C’è un giudice in Brasile che ha deciso di chiudere X aprendo un caso che scavalla i confini sudamericani per imporsi all’attenzione del mondo. Già, perché la questione riguarda direttamente un pezzo grosso come Elon Musk, l’uomo più ricco del mondo. A cui la decisione della magistratura carioca non è andata per niente giù. Il tycoon ha infatti tuonato: “La libertà di parola è il fondamento della democrazia ma un giudice non eletto la sta distruggendo per motivi politici”.
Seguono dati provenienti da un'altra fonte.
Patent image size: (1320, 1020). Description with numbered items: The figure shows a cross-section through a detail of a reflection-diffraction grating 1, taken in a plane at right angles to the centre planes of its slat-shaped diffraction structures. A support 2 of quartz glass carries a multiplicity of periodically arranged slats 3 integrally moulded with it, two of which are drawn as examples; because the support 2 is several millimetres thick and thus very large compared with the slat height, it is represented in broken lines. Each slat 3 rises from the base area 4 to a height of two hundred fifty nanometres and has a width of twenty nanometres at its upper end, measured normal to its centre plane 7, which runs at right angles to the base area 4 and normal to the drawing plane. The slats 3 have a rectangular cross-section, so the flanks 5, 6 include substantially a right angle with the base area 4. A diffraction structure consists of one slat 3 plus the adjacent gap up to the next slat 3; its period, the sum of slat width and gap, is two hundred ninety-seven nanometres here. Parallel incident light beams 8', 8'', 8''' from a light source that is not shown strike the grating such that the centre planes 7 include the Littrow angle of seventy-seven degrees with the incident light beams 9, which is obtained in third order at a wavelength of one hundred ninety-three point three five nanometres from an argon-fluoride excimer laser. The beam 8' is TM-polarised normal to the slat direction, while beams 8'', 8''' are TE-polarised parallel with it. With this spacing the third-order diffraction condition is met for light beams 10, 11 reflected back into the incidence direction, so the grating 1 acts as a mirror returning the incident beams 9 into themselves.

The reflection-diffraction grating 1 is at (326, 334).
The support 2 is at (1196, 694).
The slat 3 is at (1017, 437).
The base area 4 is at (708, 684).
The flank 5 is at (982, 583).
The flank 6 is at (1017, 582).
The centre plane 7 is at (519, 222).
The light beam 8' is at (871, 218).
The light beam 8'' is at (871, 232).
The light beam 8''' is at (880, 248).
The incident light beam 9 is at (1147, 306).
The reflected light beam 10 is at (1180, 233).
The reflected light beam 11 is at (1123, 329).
La decisione, assunta dalla Corte Suprema Federale, è arrivata dopo che la piattaforma ha scelto di non nominare un rappresentante legale nel Paese. Questo in punta di diritto. Poi c’è la questione sostanziale che è (anche se non soprattutto) una vicenda politica. L’ennesima quando si parla di social e web. Già, perché la querelle è partita ad aprile scorso e la polemica ha raggiunto vette altrimenti inarrivabili di scontro con lo stesso Musk che è arrivato a definire il presidente brasiliano Ignazio Lula come “cagnolino” del giudice Alexandre de Moraes, grande accusatore del tycoon.

Sullo sfondo la “solita” vicenda: le autorità brasiliane hanno chiesto a X di limitare le fake news e di chiudere e isolare alcuni profili ritenuti troppo vicini alla destra dell’ex presidente carioca Jair Bolsonaro. Una richiesta ritenuta irricevibile da Elon Musk. Che l’ha immediatamente buttata in politica. Per il capo di X: “Il regime in Brasile ha appena ordinato la sospensione di X entro 24 ore, imposto ai negozi di adeguarsi entro 5 giorni e le multe per l’uso del Vpn. Tutti si devono svegliare. Questo potrebbe accadere anche qui”.